In the 1950s, historical scholarship in the DRV was part of an international world of scholarship. First and foremost, Vietnamese historians in the DRV were in dialog with their Communist Chinese and Soviet counterparts, and all were involved in creating a new “scientific” history based on Marxist historical theory.

Edward Yang has written about the dialog between the Chinese and Soviets in his “Between Marxism and Nationalism: Chinese Historiography and the Soviet Influence, 1949-1963,” Journal of Contemporary China9:23 (2000): 95-111.

In dialog with Soviet historians, Communist Chinese historians in this time period wrote about such topics as the formation of the Chinese nation, the periodization of Chinese history, the role of peasant wars in Chinese history, signs of the emergence of capitalism in the Chinese past, and the issue of land ownership in “feudal” China.

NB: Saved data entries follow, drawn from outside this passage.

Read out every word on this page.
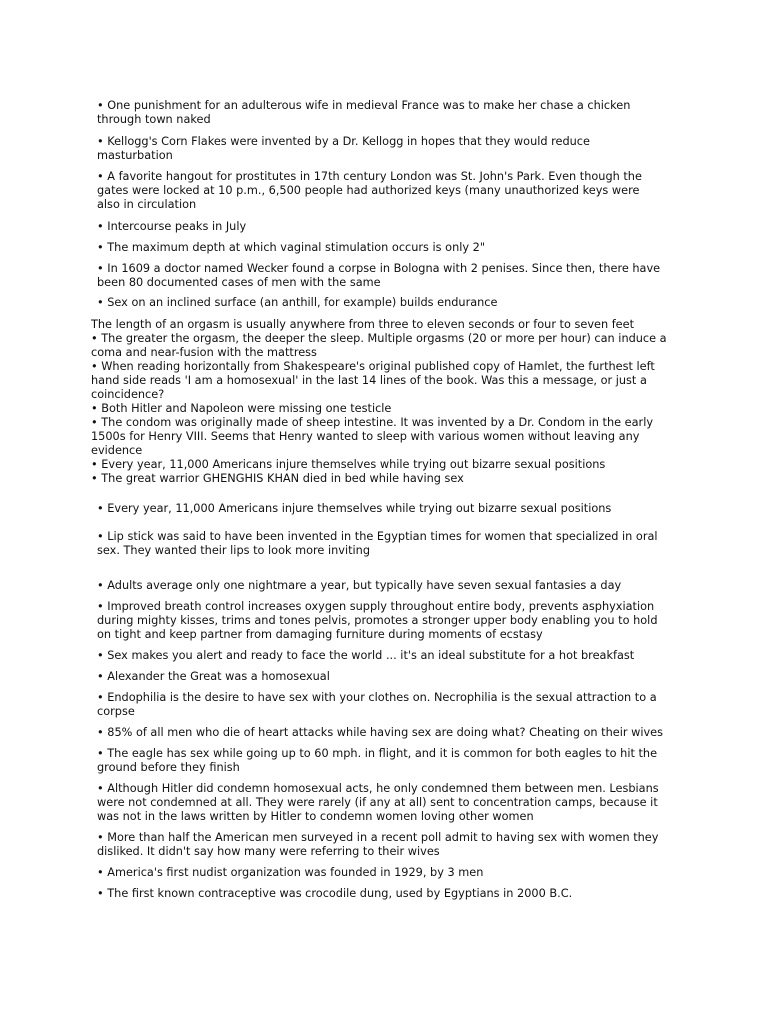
• One punishment for an adulterous wife in medieval France was to make her chase a chicken
through town naked

• Kellogg's Corn Flakes were invented by a Dr. Kellogg in hopes that they would reduce
masturbation

• A favorite hangout for prostitutes in 17th century London was St. John's Park. Even though the
gates were locked at 10 p.m., 6,500 people had authorized keys (many unauthorized keys were
also in circulation

• Intercourse peaks in July

• The maximum depth at which vaginal stimulation occurs is only 2"

• In 1609 a doctor named Wecker found a corpse in Bologna with 2 penises. Since then, there have
been 80 documented cases of men with the same

• Sex on an inclined surface (an anthill, for example) builds endurance

The length of an orgasm is usually anywhere from three to eleven seconds or four to seven feet
• The greater the orgasm, the deeper the sleep. Multiple orgasms (20 or more per hour) can induce a
coma and near-fusion with the mattress
• When reading horizontally from Shakespeare's original published copy of Hamlet, the furthest left
hand side reads 'I am a homosexual' in the last 14 lines of the book. Was this a message, or just a
coincidence?
• Both Hitler and Napoleon were missing one testicle
• The condom was originally made of sheep intestine. It was invented by a Dr. Condom in the early
1500s for Henry VIII. Seems that Henry wanted to sleep with various women without leaving any
evidence
• Every year, 11,000 Americans injure themselves while trying out bizarre sexual positions
• The great warrior GHENGHIS KHAN died in bed while having sex

• Every year, 11,000 Americans injure themselves while trying out bizarre sexual positions

• Lip stick was said to have been invented in the Egyptian times for women that specialized in oral
sex. They wanted their lips to look more inviting

• Adults average only one nightmare a year, but typically have seven sexual fantasies a day

• Improved breath control increases oxygen supply throughout entire body, prevents asphyxiation
during mighty kisses, trims and tones pelvis, promotes a stronger upper body enabling you to hold
on tight and keep partner from damaging furniture during moments of ecstasy

• Sex makes you alert and ready to face the world ... it's an ideal substitute for a hot breakfast

• Alexander the Great was a homosexual

• Endophilia is the desire to have sex with your clothes on. Necrophilia is the sexual attraction to a
corpse

• 85% of all men who die of heart attacks while having sex are doing what? Cheating on their wives

• The eagle has sex while going up to 60 mph. in flight, and it is common for both eagles to hit the
ground before they finish

• Although Hitler did condemn homosexual acts, he only condemned them between men. Lesbians
were not condemned at all. They were rarely (if any at all) sent to concentration camps, because it
was not in the laws written by Hitler to condemn women loving other women

• More than half the American men surveyed in a recent poll admit to having sex with women they
disliked. It didn't say how many were referring to their wives

• America's first nudist organization was founded in 1929, by 3 men

• The first known contraceptive was crocodile dung, used by Egyptians in 2000 B.C.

These are all topics which Vietnamese historians in the DRV addressed as well. They did so in a journal which they entitled Nghiên cứu lịch sử, a title remarkably similar to the title of the journal which Communist Chinese historians published their articles in, Lishi yanjiu. . . As such, Vietnamese historians were part of an international effort to use a certain theoretical approach to address certain issues. (Patricia Pelley deals with this to some extent in her Postcolonial Vietnam: New Histories of the National Past.)

Then in the 1960s this all came to an end. During the war, nationalism took prominence over Marxist theory, and since that time I would argue that the role of theory in historical scholarship in Vietnam has disappeared. For the past 50 years, I cannot find any serious signs that Vietnamese historians have employed any new theoretical insights to advance historical scholarship.

What I do see many signs of, instead, is a “blank space.” What I mean by this is that I find no signs of the major theorists that have influenced historical scholarship in the West over the course of the past half century.

So whenever I read something which a Vietnamese historian writes these days, I get confused. I don’t understand what Vietnamese historians think they are doing.

Do they think that they are participating in the world of “international” scholarship? If so, then they desperately need to fill in that “blank space” because they will not understand anyone outside of Vietnam, nor will anyone be able to understand them, until they do so.

Do they think that they are participating in a more limited world of “Vietnamese” scholarship? If that is the case, then there is really no reason to hold “international” conferences and workshops in Vietnam, and there is no reason for Vietnamese historians to attend such events outside of the country, because these two worlds have no reason to interact with each other.

Ultimately my guess is that historians in Vietnam simply don’t really know or think that much about what they are doing. They are just content to drift through that “blank space.”